Interior design trends for 2025

1 January 2025

2025 inspiration

The 2025 home trends look at rituals, concrete needs and a taste for quality, but also at the opportunities offered by technology.

Aware, comfortable and sophisticated: the home in 2025 is oriented to satisfy concrete needs without compromising on quality and beauty. It is aware from many points of view: environmental, because every new project cannot ignore sustainability, aesthetic, because no one wants to give up beauty, functional, because in design beauty makes no sense if it is not accompanied by the ability to satisfy concrete needs.

Comfort is one of these and it is an aspect that is appreciated more and more every day also to offer it to one’s guests. Finally, the home of 2025 is sophisticated, in the sense of oriented towards production quality, seeking quality manufacturing and materials and workmanship that last over time, even in style.

Design for gatherings

Among the 2025 trends for the living area, the “design for gatherings” category is becoming increasingly strong and interesting, that is, architecture and furnishings designed for convivial moments.

Gubi Beetle Dining Chair
Gubi 2.0 Round Dining Table

Not only the living room but also, above all, the dining area, imagined welcoming guests with comfort and beauty because food is increasingly an element of connection between people. It is no coincidence that Gubi relaunches the dining table in its essential beauty with the Gubi 2.0 collection and the now iconic Beetle chairs by Gamfratesi.

Also interesting in this category is the new Hikari bar cabinet by HBA-Hirsch Bedner Associates for Giorgetti: a cabinet with a dual vocation, storage and display, with backlit smoked glass shelves.

Giorgetti Hikari

Wireless

As mentioned, design in 2025 captures new technologies to decline them by reconciling style and function.

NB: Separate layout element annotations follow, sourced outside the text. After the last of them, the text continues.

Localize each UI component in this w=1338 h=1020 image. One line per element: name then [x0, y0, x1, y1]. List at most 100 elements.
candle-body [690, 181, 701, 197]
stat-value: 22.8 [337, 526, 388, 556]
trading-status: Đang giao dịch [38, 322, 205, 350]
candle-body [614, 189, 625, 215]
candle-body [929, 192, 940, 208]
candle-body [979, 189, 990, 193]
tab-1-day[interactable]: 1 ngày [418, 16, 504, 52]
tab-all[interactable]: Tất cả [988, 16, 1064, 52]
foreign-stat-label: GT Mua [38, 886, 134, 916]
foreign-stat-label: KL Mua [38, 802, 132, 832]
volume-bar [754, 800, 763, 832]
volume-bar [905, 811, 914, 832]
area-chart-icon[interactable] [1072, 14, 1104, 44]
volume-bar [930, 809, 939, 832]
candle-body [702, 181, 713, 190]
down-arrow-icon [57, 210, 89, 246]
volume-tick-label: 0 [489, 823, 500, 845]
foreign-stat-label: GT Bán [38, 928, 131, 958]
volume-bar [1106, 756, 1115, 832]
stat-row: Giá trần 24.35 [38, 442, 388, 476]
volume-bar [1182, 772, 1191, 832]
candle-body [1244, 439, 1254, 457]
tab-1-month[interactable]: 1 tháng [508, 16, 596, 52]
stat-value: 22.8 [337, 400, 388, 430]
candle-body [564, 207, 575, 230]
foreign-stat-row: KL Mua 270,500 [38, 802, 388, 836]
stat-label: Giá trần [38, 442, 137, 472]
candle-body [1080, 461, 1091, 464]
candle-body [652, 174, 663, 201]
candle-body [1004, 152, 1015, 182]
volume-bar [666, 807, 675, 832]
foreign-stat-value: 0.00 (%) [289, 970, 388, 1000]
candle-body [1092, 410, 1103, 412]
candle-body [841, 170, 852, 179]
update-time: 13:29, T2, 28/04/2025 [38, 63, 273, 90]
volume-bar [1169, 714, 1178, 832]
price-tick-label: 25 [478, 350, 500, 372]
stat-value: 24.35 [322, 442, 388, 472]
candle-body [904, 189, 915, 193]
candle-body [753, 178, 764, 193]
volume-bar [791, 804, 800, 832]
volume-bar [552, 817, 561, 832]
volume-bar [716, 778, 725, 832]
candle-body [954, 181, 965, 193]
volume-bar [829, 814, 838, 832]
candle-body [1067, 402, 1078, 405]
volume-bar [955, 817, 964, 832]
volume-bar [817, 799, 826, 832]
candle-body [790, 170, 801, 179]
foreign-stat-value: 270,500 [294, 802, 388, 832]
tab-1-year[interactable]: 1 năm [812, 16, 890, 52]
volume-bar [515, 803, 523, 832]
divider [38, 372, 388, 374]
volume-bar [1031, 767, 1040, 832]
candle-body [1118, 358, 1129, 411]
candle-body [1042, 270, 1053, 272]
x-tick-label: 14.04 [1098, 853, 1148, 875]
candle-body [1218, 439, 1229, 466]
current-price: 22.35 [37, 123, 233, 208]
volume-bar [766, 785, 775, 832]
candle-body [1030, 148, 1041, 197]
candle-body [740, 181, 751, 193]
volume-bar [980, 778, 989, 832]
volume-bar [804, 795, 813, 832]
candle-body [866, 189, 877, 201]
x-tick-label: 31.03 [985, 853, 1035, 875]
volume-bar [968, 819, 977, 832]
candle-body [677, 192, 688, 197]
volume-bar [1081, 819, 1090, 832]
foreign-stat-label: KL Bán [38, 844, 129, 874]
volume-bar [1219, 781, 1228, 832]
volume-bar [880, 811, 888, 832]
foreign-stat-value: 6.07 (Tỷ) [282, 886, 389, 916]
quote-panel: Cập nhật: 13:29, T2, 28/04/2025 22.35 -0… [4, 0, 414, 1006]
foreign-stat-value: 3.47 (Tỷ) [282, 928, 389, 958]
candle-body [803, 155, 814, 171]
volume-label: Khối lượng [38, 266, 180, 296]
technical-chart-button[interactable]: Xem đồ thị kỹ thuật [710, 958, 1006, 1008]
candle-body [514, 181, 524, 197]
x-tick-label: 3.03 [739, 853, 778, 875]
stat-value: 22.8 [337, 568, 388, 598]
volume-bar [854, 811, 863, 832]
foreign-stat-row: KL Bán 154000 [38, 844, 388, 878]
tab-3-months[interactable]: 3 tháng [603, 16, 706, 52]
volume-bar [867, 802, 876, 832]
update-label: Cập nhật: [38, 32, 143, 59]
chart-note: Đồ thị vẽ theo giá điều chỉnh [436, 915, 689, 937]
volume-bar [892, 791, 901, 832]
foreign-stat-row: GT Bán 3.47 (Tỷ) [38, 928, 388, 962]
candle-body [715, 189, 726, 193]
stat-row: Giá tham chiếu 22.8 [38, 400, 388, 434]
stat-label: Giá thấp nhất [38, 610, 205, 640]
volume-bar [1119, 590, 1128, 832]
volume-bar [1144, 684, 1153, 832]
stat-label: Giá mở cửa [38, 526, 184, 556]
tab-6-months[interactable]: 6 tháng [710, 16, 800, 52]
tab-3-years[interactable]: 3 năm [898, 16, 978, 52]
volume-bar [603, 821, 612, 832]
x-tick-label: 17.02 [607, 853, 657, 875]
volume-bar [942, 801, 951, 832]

This is the case of wireless technologies and of rechargeable lamps to which companies, designers and users have now converted with conviction. To bring light exactly where it is needed in a versatile and flexible way, even outdoors, and create custom-made lighting architectures and accents.

Among the latest lamps introduced in this category is Pose by Tom Dixon, in two variants: the larger task light and the smaller, rechargeable portable one.

Four seasons outdoor

Another theme that is gaining strength in 2025 is that of outdoor furniture, no longer designed just for summer but also for the other seasons.

An example is the Tod lamp by Talenti: designed by Marco Acerbis, it is an outdoor floor lamp that also contains a heating system capable of generating heat on a 7m2 surface.

For furniture, among the most interesting new features is the outdoor version of the Embrace collection by the EOOS studio for Carl Hansen & Søn, consisting of a modular sofa and a coffee table in untreated teak.

Marble

There is growing attention and research into quality manufacturing and materials, combined with a design that stands the test of time. The trend as a rapid rise and fall gives way to the desire for a product that is always beautiful, with character and long-lasting.

Giorgetti Mistral

Among the materials, the taste for marble returns, natural, strong and sculptural. This is how it appears in the Mistral dining table by Studio Dainelli for Giorgetti, original and refined, with sculptural and unexpected lines. As well as the Flow washbasin by Antonio Lupi, an authentic work of art in marble characterized by the frayed and wavy profile that enhances the contemporary beauty of this material.

Antoniolupi Flow

Iconic Design

Finally, in 2025 the attention to iconic design is confirmed, to projects that have successfully resisted the test of time and still stand out today for their beauty and intelligence. Like the Cornaro sofa designed by Carlo Scarpa in 1973 and now produced by Cassina.

Cassina Cornaro

The geometric lines of the structure frame the padded elements making the whole new and perfect. And the Jota collection by Jasper Morrison for Fredericia is a new icon: the English architect was inspired by the work of the Danish designer Børge Mogensen and this mix of British taste and Nordic minimalism is perfect and balanced.